In defending the Jews, Mosel had declared to his companian “Why, my best friend, my employer, is a Jew!”

All travel agencies in the Harz mountain district today received a circular letter from Herr Klagges, president of the Harz Transport Union, warning that local authorities must adhere strictly to the orders of the Nazi leaders and must notify Jewish guests and tourists that they are undesirable.

Authorities in the resort places in the mountains were also ordered not to permit Jewish hotels to advertise, directly or indirectly, as this constitutes “Jewish propaganda.”

Jews were prohibited from acquiring property also in Freystadt, where the mayor today issued a decree to that effect.

The Reichs Federal Sports Association yesterday decreed that sports clubs throughout Germany set the month of September aside for a general discussion of the Jewish question.

This decree is in direct violation of a promise to the International Olympic Committee that Germany would not introduce anti-Jewish propaganda in the field of sports.

At the same time the wave of anti-Jewish discriminations in other fields of endeavor continued throughout Germany.

In Seckenburg, near Tilsit, the Red Cross Women’s Association passed a resolution to boycott Jewish stores and to refuse employment to Jewish doctors.

An anti-Jewish demonstration in Luebeck forced the closing of a Jewish department store. As a result, sixty “Aryan” employes were thrown out of jobs. The Nazi district leader issued an appeal to “Aryan” firms to employ the dismissed workers.

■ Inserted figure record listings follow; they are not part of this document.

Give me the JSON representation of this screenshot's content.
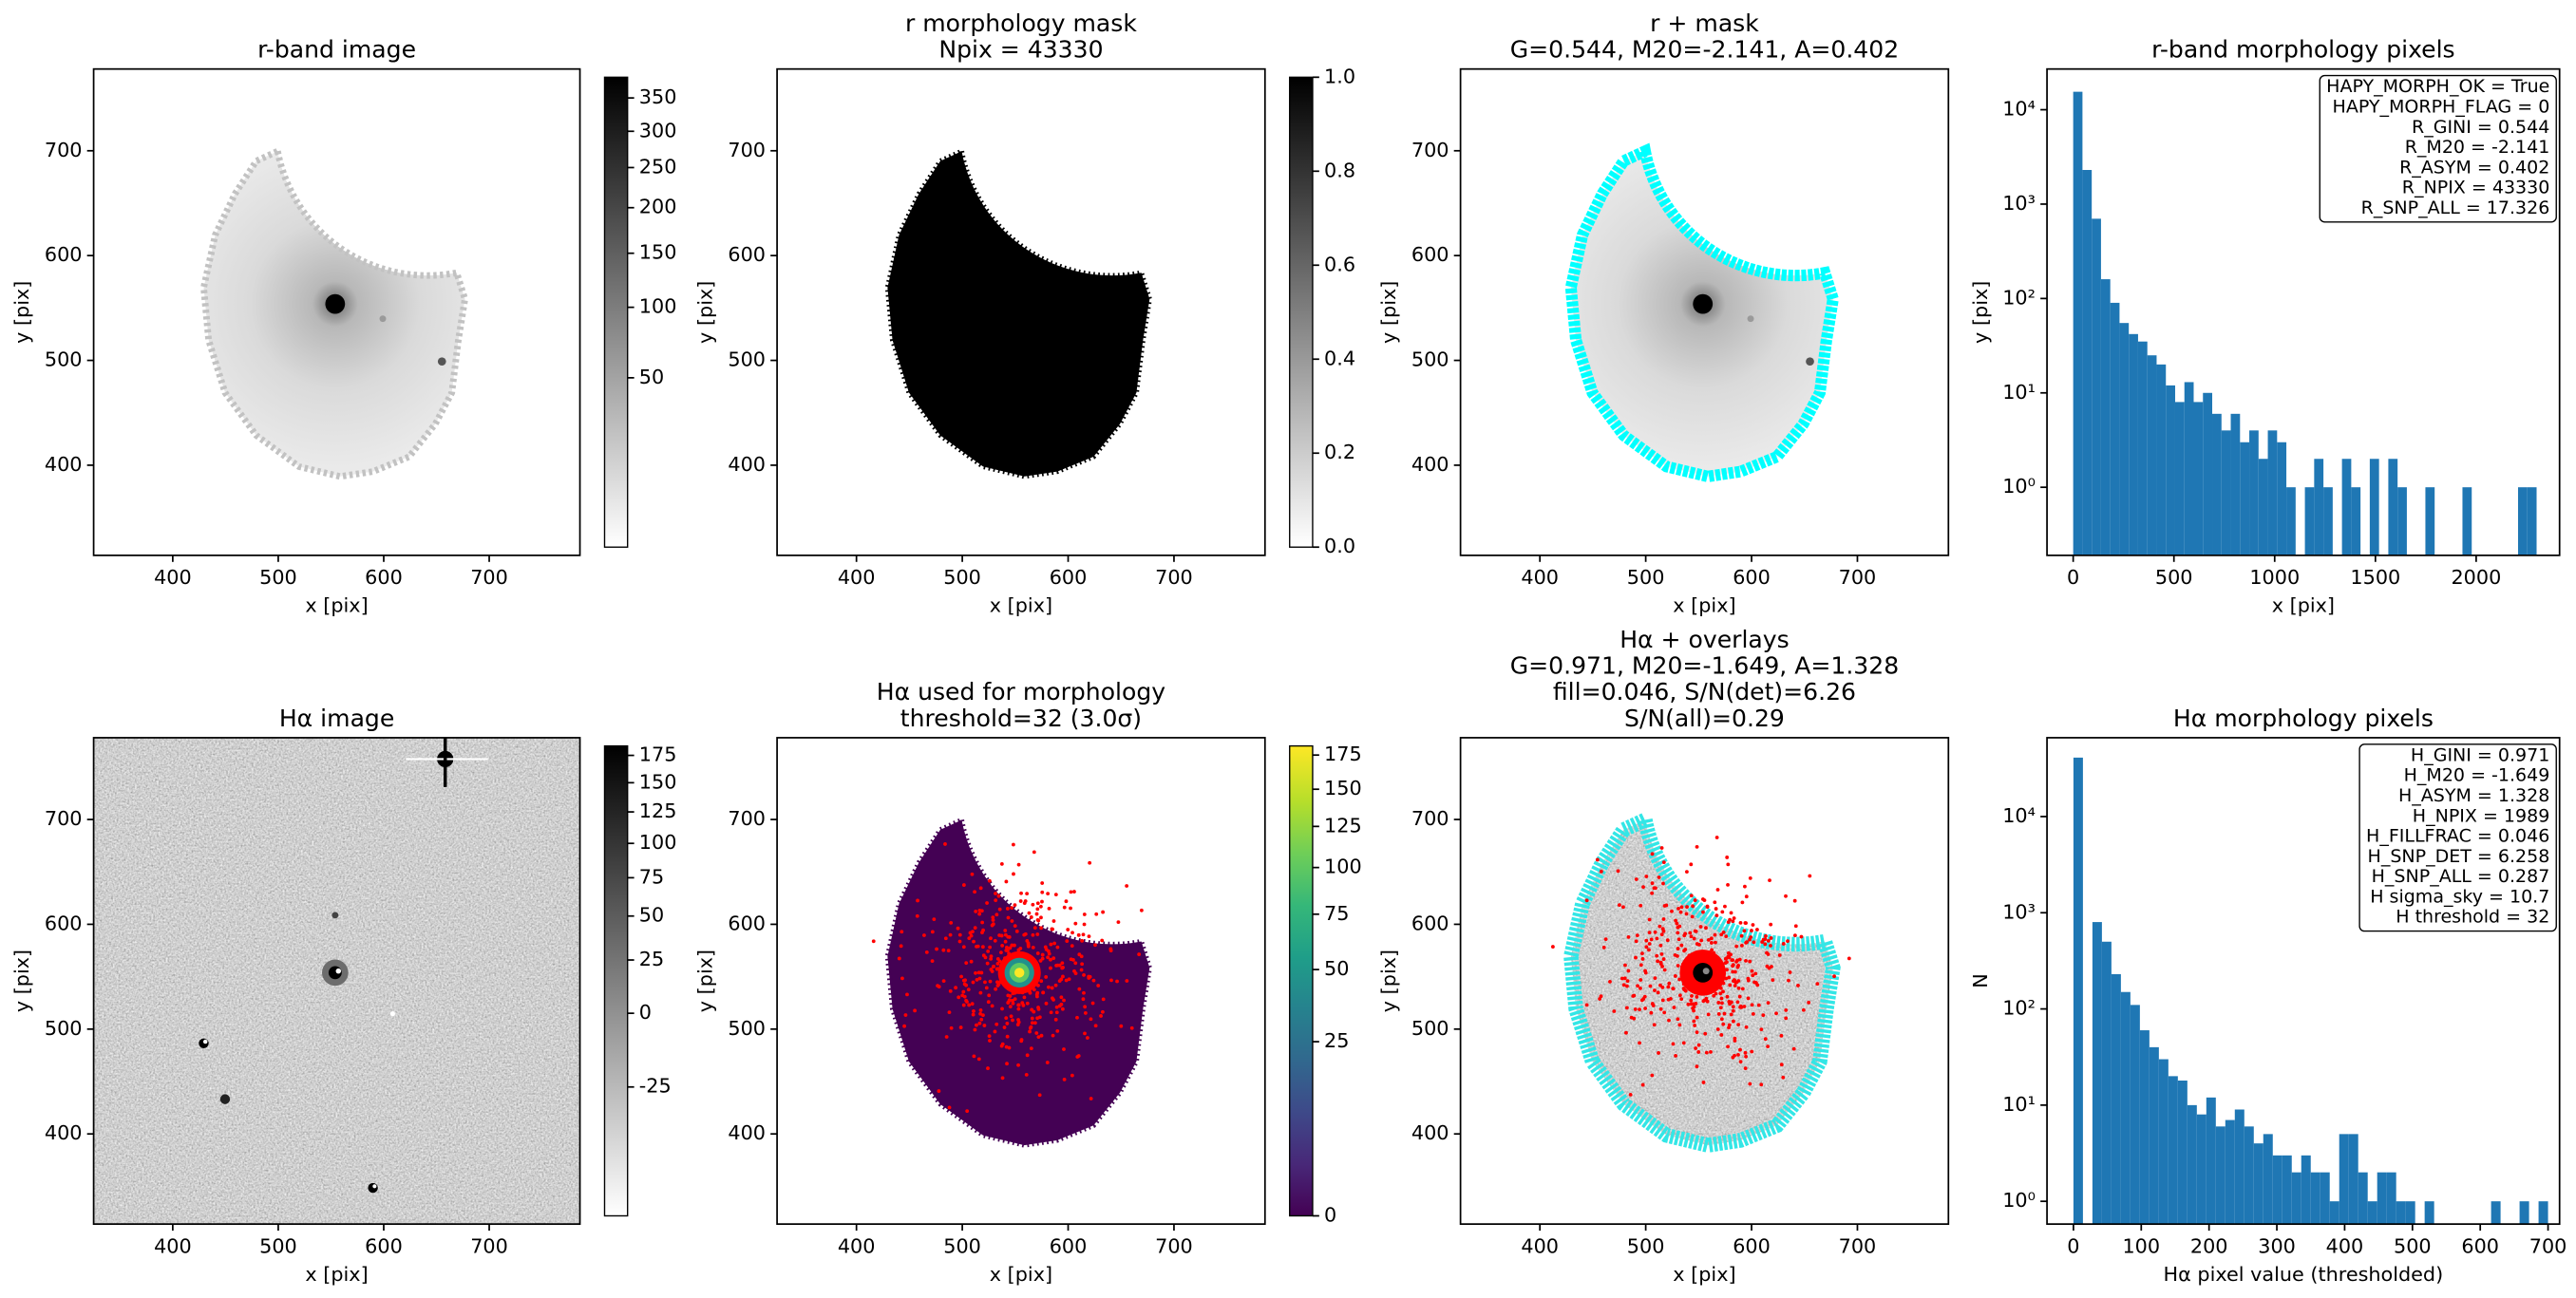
{
  "chart_data": [
    {
      "type": "image",
      "title": [
        "r-band image"
      ],
      "xlabel": "x [pix]",
      "ylabel": "y [pix]",
      "xlim": [
        325,
        786
      ],
      "ylim": [
        314,
        778
      ],
      "xticks": [
        400,
        500,
        600,
        700
      ],
      "yticks": [
        400,
        500,
        600,
        700
      ],
      "colorbar": {
        "clim": [
          0.3,
          383
        ],
        "scale": "sqrt",
        "cmap": "gray_r",
        "ticks": [
          50,
          100,
          150,
          200,
          250,
          300,
          350
        ]
      }
    },
    {
      "type": "image",
      "title": [
        "r morphology mask",
        "Npix = 43330"
      ],
      "xlabel": "x [pix]",
      "ylabel": "y [pix]",
      "xlim": [
        325,
        786
      ],
      "ylim": [
        314,
        778
      ],
      "xticks": [
        400,
        500,
        600,
        700
      ],
      "yticks": [
        400,
        500,
        600,
        700
      ],
      "colorbar": {
        "clim": [
          0,
          1
        ],
        "scale": "linear",
        "cmap": "gray_r",
        "ticks": [
          {
            "value": 0,
            "label": "0.0"
          },
          0.2,
          0.4,
          0.6,
          0.8,
          {
            "value": 1,
            "label": "1.0"
          }
        ]
      }
    },
    {
      "type": "image",
      "title": [
        "r + mask",
        "G=0.544, M20=-2.141, A=0.402"
      ],
      "xlabel": "x [pix]",
      "ylabel": "y [pix]",
      "xlim": [
        325,
        786
      ],
      "ylim": [
        314,
        778
      ],
      "xticks": [
        400,
        500,
        600,
        700
      ],
      "yticks": [
        400,
        500,
        600,
        700
      ]
    },
    {
      "type": "histogram",
      "title": [
        "r-band morphology pixels"
      ],
      "xlabel": "x [pix]",
      "ylabel": "y [pix]",
      "color": "#1f77b4",
      "bins": [
        0,
        46,
        92,
        138,
        184,
        230,
        276,
        322,
        368,
        414,
        460,
        506,
        552,
        598,
        644,
        690,
        736,
        782,
        828,
        874,
        920,
        966,
        1012,
        1058,
        1104,
        1150,
        1196,
        1242,
        1288,
        1334,
        1380,
        1426,
        1472,
        1518,
        1564,
        1610,
        1656,
        1702,
        1748,
        1794,
        1840,
        1886,
        1932,
        1978,
        2024,
        2070,
        2116,
        2162,
        2208,
        2254,
        2300
      ],
      "values": [
        15500,
        2300,
        700,
        160,
        90,
        55,
        42,
        35,
        25,
        20,
        12,
        8,
        13,
        8,
        10,
        6,
        4,
        6,
        3,
        4,
        2,
        4,
        3,
        1,
        0,
        1,
        2,
        1,
        0,
        2,
        1,
        0,
        2,
        0,
        2,
        1,
        0,
        0,
        1,
        0,
        0,
        0,
        1,
        0,
        0,
        0,
        0,
        0,
        1,
        1
      ],
      "xlim": [
        -130,
        2414
      ],
      "ylim": [
        0.19,
        27000
      ],
      "yscale": "log",
      "xticks": [
        0,
        500,
        1000,
        1500,
        2000
      ],
      "yticks": [
        {
          "value": 1,
          "label": "10⁰"
        },
        {
          "value": 10,
          "label": "10¹"
        },
        {
          "value": 100,
          "label": "10²"
        },
        {
          "value": 1000,
          "label": "10³"
        },
        {
          "value": 10000,
          "label": "10⁴"
        }
      ],
      "annotation": [
        "HAPY_MORPH_OK = True",
        "HAPY_MORPH_FLAG = 0",
        "R_GINI = 0.544",
        "R_M20 = -2.141",
        "R_ASYM = 0.402",
        "R_NPIX = 43330",
        "R_SNP_ALL = 17.326"
      ]
    },
    {
      "type": "image",
      "title": [
        "Hα image"
      ],
      "xlabel": "x [pix]",
      "ylabel": "y [pix]",
      "xlim": [
        325,
        786
      ],
      "ylim": [
        314,
        778
      ],
      "xticks": [
        400,
        500,
        600,
        700
      ],
      "yticks": [
        400,
        500,
        600,
        700
      ],
      "colorbar": {
        "clim": [
          -42,
          184
        ],
        "scale": "sqrt",
        "cmap": "gray_r",
        "ticks": [
          -25,
          0,
          25,
          50,
          75,
          100,
          125,
          150,
          175
        ]
      }
    },
    {
      "type": "image",
      "title": [
        "Hα used for morphology",
        "threshold=32 (3.0σ)"
      ],
      "xlabel": "x [pix]",
      "ylabel": "y [pix]",
      "xlim": [
        325,
        786
      ],
      "ylim": [
        314,
        778
      ],
      "xticks": [
        400,
        500,
        600,
        700
      ],
      "yticks": [
        400,
        500,
        600,
        700
      ],
      "colorbar": {
        "clim": [
          0,
          182
        ],
        "scale": "sqrt",
        "cmap": "viridis",
        "ticks": [
          0,
          25,
          50,
          75,
          100,
          125,
          150,
          175
        ]
      }
    },
    {
      "type": "image",
      "title": [
        "Hα + overlays",
        "G=0.971, M20=-1.649, A=1.328",
        "fill=0.046, S/N(det)=6.26",
        "S/N(all)=0.29"
      ],
      "xlabel": "x [pix]",
      "ylabel": "y [pix]",
      "xlim": [
        325,
        786
      ],
      "ylim": [
        314,
        778
      ],
      "xticks": [
        400,
        500,
        600,
        700
      ],
      "yticks": [
        400,
        500,
        600,
        700
      ]
    },
    {
      "type": "histogram",
      "title": [
        "Hα morphology pixels"
      ],
      "xlabel": "Hα pixel value (thresholded)",
      "ylabel": "N",
      "color": "#1f77b4",
      "bins": [
        0,
        14,
        28,
        42,
        56,
        70,
        84,
        98,
        112,
        126,
        140,
        154,
        168,
        182,
        196,
        210,
        224,
        238,
        252,
        266,
        280,
        294,
        308,
        322,
        336,
        350,
        364,
        378,
        392,
        406,
        420,
        434,
        448,
        462,
        476,
        490,
        504,
        518,
        532,
        546,
        560,
        574,
        588,
        602,
        616,
        630,
        644,
        658,
        672,
        686,
        700
      ],
      "values": [
        41000,
        0,
        800,
        500,
        230,
        150,
        110,
        60,
        40,
        30,
        20,
        18,
        10,
        8,
        12,
        6,
        7,
        9,
        6,
        4,
        5,
        3,
        3,
        2,
        3,
        2,
        2,
        1,
        5,
        5,
        2,
        1,
        2,
        2,
        1,
        1,
        0,
        1,
        0,
        0,
        0,
        0,
        0,
        0,
        1,
        0,
        0,
        1,
        0,
        1
      ],
      "xlim": [
        -39,
        717
      ],
      "ylim": [
        0.58,
        66000
      ],
      "yscale": "log",
      "xticks": [
        0,
        100,
        200,
        300,
        400,
        500,
        600,
        700
      ],
      "yticks": [
        {
          "value": 1,
          "label": "10⁰"
        },
        {
          "value": 10,
          "label": "10¹"
        },
        {
          "value": 100,
          "label": "10²"
        },
        {
          "value": 1000,
          "label": "10³"
        },
        {
          "value": 10000,
          "label": "10⁴"
        }
      ],
      "annotation": [
        "H_GINI = 0.971",
        "H_M20 = -1.649",
        "H_ASYM = 1.328",
        "H_NPIX = 1989",
        "H_FILLFRAC = 0.046",
        "H_SNP_DET = 6.258",
        "H_SNP_ALL = 0.287",
        "H sigma_sky = 10.7",
        "H threshold = 32"
      ]
    }
  ]
}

Central headquarters of the German Labor Front prohibited Jewish firms from displaying flags on national holidays on the ground that the national colors are not to be displayed by Jews.

Two Jewish publications were ordered suspended by the Nazi authorities. They are the Israelitisches Familienblatt, a weekly published in Frankfurt-am-Main and Der Morgen, a German-Jewish monthly.